Here’s Looking at You, Emma Bovary
We began our Monday morning at the Wheeler Centre with a bit of a giggle, after stumbling on a very funny website that brings literary characters to (startlingly) real life.
The creator of The Composites has gone through some of literature’s most beloved books – and run passages describing their characters through police composite sketch software. The results are very different from Hollywood imaginings of the same characters.
Flaubert described Emma Bovary thus:
She was pale all over, white as a sheet; the skin of her nose was drawn at the nostrils, her eyes looked at you vaguely. After discovering three grey hairs on her temples, she talked much of her old age…Her eyelids seemed chiseled expressly for her long amorous looks in which the pupil disappeared, while a strong inspiration expanded her delicate nostrils and raised the fleshy corner of her lips, shaded in the light by a little black down.
Here is Emma Bovary, as imagined by The Composites:
And here she is, as imagined by Hollywood in 1949 (played by Jennifer Jones):
And by the BBC in 2000 (played by Frances O’Connor):
This clever little exercise by The Composites is a bit of fun, but it’s also a stark illustration of the issues that can arise in translating the world of the page – which leaves gaps for the reader’s imagination – to the visual realm.
What’s a more faithful translation: the strict adherence to details that results in the eerie police sketches of The Composites, or those of film and television makers? The latter tend to present unusually attractive versions of even the most ordinary characters – using props such as messy hair, sloppy cardigans, glasses or unflattering make-up to signal that they’re supposed to be ordinary mortals.
So, a literary character made flesh is almost always more glamorous than the version on the page. But then again, Emma Bovary is an attractive, charismatic woman – not reflected at all in the strangely empty composite sketch, but captured in the screen versions. It’s the essence of the character rather than their physical description that’s most important, surely?
One of the most controversial literary casting decisions of recent times was that to cast British-Nigerian actor Sophie Okonedo as Aisha in The Slap. This meant her character’s background was changed from Indian to Mauritian. Some fans of the book protested, but author Christos Tsiolkas was unbothered.

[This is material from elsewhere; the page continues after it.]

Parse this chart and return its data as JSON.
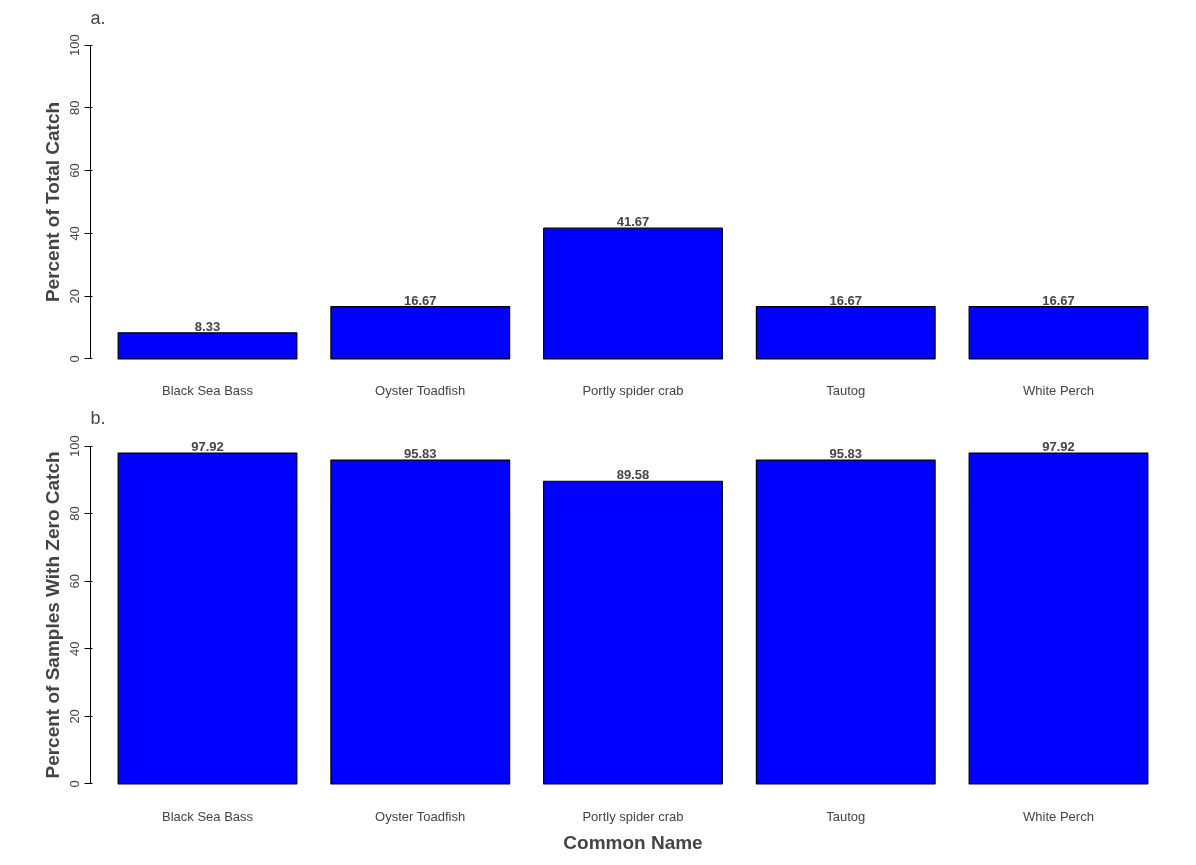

What mattered for Tsiolkas, said producer Robert Connolly, was that ‘Aisha regards herself as an outsider to mainstream Australia, a common bond that links her to Hector and his close-knit Greek family’. And she did a brilliantly job of capturing ‘Aisha’. Carbon-copy looks had little to do with it.
As The Slap writer Kris Myrska told the Wheeler Centre, translation from literature (or real life) to the screen often has nothing to do with upping the glamour quotient – decisions can be made for practical reasons, like how difficult a scene is to shoot. Also a writer on The King, the telemovie about the life of Graeme Kennedy, Myrska said complaints made about the ‘accuracy’ of that show included that Kennedy was depicted drinking brown spirits, when he preferred white. Why? ‘Clear fluid reads as water on the screen, while brown liquid says booze.’
In Moneyball, an adaptation of Michael Lewis’s non-fiction book, similar casting decisions were made for practical reasons. Jonah Hill plays Peter Brand, whose real-life counterpart, Paul DePodesta, asked to have his name changed for the movie. The real-life DePodesta looks nothing like the chubby, child-like Hill; he’s lean and handsome. And far from being an Ivy League baseball outsider (like Hill’s character), he started his career as an advance scout for the Cleveland Indians. But the script – and the casting decision – made changes to amp up the dramatic contrast with Brad Pitt’s golden boy Billy Beane. ‘I was jarred by it when I first heard it, and then I thought, “My god, it could be brilliant,”’ Michael Lewis told Hollywood Reporter. ‘[Jonah Hill] is physically so unlike everybody else in this environment that it has a metaphoric power and it works brilliantly. His performance is spectacular.’
When too true falls flat
Sometimes it’s the other way round. What works on the page doesn’t ring true when translated too faithfully to the screen. Reviewing Stephen Daldry’s adaptation of Jonathan Safran Foer’s Extremely Loud and Incredibly Close in the New Yorker recently, David Denby made just this point. He called the film, about a bright 11-year-old boy coping with his father’s 9/11 death in his own eccentric fashion, ‘an example of what happens when an author’s fluent literary conceits give way to the sight of all-too-human people moving and talking in the real-world spaces of a movie’:
‘Onscreen … the sound of a hyper-articulate boy talking semi-nonsense becomes very hard to take … Embodied, Oskar is a pain. After a while, we find ourselves thinking not of grief but of entitled kids who have been praised for every bright remark they’ve ever made.’
Of course, not everyone agrees with Denby – the film is nominated for Best Picture in this year’s Oscars race. Six of nine nominees in the category are literary adaptations.
And it’s been suggested recently that, in the wake of The Slap’s success, more screen adaptations could provide a much-needed boost to Australian books.
It seems that, for all its issues, the relationship between page and screen is more popular than ever.